3.      Kriminologi Kritis
Pemikiran kritis yang dikenal dalam berbagai disiplin ilmu, seperti politik, ekonomi, sosiologi dan filsafat, muncul pada beberapa dasawarsa terakhir ini. Aliran pemikiran kritis tidak berusaha menjawab ini. Aliran pemikiran kritis tidak berusaha menjawab pertanyaan apakah perilaku manusia itu bebas atau ditentukan, akan tetapi lebih mengarahkan pada mempelajari proses-proses manusia dalam membangun dunianya dimana dia hidup. Kriminologi kritis, misalnya berpendapat bahwa fenomena kejahatan sebagai konstruksi sosial, artinya apabila masyarakat mendefinisikan tindakan tertentu sebagai kejahatan, maka orang-orang tertentu dan tindakan-tindakan mungkin pada waktu tertentu memenuhi batasan sebagai kejahatan.
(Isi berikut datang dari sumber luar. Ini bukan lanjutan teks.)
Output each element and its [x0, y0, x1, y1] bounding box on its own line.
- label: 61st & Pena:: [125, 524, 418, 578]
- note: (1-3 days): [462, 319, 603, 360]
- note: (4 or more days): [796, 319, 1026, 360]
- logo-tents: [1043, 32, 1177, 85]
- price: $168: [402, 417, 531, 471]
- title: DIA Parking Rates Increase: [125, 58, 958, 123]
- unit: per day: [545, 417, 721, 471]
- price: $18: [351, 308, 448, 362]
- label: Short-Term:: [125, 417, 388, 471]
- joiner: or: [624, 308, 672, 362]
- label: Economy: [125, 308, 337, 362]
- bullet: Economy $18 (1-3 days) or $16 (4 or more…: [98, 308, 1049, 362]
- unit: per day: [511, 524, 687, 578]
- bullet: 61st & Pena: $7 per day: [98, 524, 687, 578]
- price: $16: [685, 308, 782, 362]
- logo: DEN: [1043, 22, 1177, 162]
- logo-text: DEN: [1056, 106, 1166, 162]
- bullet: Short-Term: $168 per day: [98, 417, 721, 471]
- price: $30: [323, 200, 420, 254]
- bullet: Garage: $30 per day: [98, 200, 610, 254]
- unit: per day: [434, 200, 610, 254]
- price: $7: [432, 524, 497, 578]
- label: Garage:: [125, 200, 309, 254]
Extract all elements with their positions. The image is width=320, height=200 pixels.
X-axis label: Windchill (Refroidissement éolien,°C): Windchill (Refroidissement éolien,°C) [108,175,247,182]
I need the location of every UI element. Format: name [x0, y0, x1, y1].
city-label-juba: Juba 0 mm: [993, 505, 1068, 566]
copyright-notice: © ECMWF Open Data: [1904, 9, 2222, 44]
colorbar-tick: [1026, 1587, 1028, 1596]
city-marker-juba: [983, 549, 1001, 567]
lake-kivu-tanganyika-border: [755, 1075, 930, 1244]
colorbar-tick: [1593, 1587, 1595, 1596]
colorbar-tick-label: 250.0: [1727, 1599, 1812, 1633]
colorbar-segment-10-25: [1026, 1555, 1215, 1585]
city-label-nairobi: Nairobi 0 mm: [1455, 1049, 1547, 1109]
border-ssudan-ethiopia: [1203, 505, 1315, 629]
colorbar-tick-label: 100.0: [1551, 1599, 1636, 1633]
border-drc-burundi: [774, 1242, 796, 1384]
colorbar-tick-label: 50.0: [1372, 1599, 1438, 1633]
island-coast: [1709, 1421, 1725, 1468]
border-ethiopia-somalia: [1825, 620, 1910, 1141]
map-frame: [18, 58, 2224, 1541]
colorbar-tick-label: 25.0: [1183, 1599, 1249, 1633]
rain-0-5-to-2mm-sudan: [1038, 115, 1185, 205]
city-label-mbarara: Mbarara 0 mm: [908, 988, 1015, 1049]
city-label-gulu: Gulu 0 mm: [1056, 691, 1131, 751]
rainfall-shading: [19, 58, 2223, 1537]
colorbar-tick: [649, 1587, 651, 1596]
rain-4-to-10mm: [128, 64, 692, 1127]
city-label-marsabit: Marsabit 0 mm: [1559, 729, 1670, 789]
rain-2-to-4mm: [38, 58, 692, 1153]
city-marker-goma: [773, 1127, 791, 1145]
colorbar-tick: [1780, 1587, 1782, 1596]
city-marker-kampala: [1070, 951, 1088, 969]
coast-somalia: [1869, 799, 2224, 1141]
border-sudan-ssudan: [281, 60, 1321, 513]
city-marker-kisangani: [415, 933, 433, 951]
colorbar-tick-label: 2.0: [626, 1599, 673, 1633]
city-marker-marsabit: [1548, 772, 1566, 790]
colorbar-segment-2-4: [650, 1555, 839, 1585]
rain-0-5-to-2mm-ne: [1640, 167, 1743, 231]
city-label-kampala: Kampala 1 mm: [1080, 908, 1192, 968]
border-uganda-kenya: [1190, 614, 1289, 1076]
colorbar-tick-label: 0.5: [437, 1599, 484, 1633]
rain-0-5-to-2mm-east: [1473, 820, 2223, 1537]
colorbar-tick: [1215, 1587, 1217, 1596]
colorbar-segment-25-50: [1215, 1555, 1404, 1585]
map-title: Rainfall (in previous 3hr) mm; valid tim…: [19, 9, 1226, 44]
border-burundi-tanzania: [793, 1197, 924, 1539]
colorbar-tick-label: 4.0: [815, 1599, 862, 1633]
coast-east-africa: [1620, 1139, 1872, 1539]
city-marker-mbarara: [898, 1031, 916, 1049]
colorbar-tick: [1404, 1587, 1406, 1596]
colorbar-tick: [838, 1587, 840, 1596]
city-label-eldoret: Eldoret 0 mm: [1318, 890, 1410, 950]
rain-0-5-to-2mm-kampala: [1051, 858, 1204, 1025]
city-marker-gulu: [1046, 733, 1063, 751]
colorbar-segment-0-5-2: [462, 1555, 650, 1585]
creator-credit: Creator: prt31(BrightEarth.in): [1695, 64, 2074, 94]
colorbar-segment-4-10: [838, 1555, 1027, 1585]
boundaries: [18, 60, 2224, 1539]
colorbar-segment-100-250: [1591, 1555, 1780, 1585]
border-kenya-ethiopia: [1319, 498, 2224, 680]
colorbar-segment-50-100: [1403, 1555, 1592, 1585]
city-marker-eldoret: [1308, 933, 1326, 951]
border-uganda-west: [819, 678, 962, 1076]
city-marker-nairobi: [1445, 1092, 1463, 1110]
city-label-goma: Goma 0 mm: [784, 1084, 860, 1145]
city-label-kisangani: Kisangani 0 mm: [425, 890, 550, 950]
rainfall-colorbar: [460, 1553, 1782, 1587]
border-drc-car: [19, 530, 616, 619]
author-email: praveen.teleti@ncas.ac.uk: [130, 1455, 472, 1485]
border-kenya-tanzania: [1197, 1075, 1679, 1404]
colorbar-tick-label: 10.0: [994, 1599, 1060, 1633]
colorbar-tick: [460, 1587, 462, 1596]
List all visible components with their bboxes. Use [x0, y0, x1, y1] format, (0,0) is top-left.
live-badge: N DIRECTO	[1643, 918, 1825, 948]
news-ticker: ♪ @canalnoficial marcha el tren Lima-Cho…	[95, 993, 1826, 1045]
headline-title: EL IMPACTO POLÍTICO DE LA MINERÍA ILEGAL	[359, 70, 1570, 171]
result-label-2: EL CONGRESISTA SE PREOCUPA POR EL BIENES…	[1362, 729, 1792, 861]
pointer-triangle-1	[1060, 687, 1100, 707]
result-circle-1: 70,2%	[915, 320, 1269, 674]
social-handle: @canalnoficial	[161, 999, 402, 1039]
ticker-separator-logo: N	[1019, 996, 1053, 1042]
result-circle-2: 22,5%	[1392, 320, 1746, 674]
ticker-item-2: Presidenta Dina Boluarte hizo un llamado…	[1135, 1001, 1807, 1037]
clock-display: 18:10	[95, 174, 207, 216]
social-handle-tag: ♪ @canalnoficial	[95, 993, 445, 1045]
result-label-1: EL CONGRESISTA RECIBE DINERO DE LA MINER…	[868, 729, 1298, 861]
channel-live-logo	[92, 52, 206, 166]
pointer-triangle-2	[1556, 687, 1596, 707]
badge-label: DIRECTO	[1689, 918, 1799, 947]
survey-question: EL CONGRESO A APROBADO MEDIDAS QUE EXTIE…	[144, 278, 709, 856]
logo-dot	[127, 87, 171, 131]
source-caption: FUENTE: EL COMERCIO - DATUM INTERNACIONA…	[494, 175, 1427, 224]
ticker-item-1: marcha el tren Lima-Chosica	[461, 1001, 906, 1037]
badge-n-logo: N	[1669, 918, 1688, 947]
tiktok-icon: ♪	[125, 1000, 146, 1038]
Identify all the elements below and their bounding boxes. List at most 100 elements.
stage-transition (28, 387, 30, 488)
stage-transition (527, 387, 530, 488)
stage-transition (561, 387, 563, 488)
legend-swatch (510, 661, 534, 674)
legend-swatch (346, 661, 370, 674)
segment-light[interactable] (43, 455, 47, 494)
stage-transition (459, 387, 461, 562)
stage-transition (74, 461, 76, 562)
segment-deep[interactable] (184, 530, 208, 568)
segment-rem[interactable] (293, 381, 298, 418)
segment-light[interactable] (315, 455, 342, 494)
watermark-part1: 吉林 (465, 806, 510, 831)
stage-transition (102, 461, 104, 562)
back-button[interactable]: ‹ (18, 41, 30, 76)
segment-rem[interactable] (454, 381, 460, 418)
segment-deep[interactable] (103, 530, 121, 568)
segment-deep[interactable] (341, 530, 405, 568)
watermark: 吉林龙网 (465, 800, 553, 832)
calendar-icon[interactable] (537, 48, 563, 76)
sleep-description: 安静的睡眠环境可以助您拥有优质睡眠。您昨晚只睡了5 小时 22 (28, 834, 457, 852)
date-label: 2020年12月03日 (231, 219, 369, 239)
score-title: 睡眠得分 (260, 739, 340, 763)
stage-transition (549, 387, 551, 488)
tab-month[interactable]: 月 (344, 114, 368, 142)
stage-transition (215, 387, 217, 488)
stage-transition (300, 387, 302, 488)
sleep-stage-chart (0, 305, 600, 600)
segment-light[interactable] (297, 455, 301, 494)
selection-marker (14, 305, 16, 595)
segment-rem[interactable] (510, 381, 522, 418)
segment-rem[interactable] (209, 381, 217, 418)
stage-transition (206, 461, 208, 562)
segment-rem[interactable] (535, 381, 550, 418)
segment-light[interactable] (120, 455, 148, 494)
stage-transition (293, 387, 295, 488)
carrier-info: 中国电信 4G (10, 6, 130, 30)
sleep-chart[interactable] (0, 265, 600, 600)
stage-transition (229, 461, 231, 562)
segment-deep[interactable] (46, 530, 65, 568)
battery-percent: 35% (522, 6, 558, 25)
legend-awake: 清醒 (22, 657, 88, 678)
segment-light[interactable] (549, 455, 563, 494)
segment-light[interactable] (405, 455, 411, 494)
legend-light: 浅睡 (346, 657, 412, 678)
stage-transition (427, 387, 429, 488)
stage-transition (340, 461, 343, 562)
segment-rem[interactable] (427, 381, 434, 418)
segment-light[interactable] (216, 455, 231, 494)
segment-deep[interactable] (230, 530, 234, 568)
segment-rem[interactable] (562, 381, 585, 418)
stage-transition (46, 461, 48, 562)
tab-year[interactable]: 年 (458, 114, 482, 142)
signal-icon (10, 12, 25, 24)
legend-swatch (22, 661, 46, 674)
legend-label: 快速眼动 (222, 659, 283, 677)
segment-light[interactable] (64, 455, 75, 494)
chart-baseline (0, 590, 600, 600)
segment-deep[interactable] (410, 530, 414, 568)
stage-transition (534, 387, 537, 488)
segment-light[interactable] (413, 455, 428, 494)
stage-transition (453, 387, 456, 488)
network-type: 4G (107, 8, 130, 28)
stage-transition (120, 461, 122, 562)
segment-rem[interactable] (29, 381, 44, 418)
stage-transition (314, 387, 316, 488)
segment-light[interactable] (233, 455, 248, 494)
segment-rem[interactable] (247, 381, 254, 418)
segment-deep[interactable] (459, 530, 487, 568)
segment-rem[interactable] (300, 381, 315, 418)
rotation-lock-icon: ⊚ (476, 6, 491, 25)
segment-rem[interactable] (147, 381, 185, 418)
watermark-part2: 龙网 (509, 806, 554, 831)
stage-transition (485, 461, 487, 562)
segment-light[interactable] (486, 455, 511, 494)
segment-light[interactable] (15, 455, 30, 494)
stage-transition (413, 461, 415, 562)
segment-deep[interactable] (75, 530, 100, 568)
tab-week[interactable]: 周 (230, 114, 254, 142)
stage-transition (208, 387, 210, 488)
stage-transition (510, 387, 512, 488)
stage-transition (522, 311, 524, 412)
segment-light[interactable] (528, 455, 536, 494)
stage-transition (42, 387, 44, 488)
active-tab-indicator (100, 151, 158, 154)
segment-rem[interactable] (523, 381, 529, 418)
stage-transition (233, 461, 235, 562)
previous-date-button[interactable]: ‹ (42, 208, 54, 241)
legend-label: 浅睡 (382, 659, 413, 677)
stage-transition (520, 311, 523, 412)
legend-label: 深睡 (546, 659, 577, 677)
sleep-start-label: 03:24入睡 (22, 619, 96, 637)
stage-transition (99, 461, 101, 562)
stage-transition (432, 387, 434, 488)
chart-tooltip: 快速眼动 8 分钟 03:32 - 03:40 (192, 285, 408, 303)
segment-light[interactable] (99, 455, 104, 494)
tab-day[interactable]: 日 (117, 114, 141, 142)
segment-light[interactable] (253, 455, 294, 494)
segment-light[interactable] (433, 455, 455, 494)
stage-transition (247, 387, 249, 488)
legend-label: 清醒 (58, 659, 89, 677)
Ini berarti bahwa kejahatan dan penjahat bukanlah fenomena yang berdiri sendiri yang dapat diidentifikasi dan dipelajari secara obyektif oleh ilmuan sosial, sebab dia ada hanya karena hal itu dinyatakan sebagai demikian oleh “masyarakat”. Oleh karenya, kriminologi kritis mempelajari proses-proses dimana kumpulan tertentu dari orang-orang dan tindakan-tindakan ditunjuk sebagai criminal pada waktu dan tempat tertentu. Kriminologi kritis bukan didefinisikan sebagai kejahatan, akan tetapi juga dari perilaku dari agen-agen control social (aparat penegak hukum), disamping mempertanyakan dijadikannya tindakan-tindakan tertentu sebagai kejahatan.
Menurut kriminologi kritis, maka tingkat kejahatan dan ciri-ciri pelaku terutama ditentukan oleh bagaimana undang-undang disusun dan dijalankan. Kita tidak dapat memahami kejahatan semata-mata dengan mempelajari penjahat (“resmi”), akan tetapi harus dilihat dalam konteks keseluruhan proses kriminalisasi, yakni proses yang mendefinisikan orang atau tindakan tertentu sebagai kejahatan.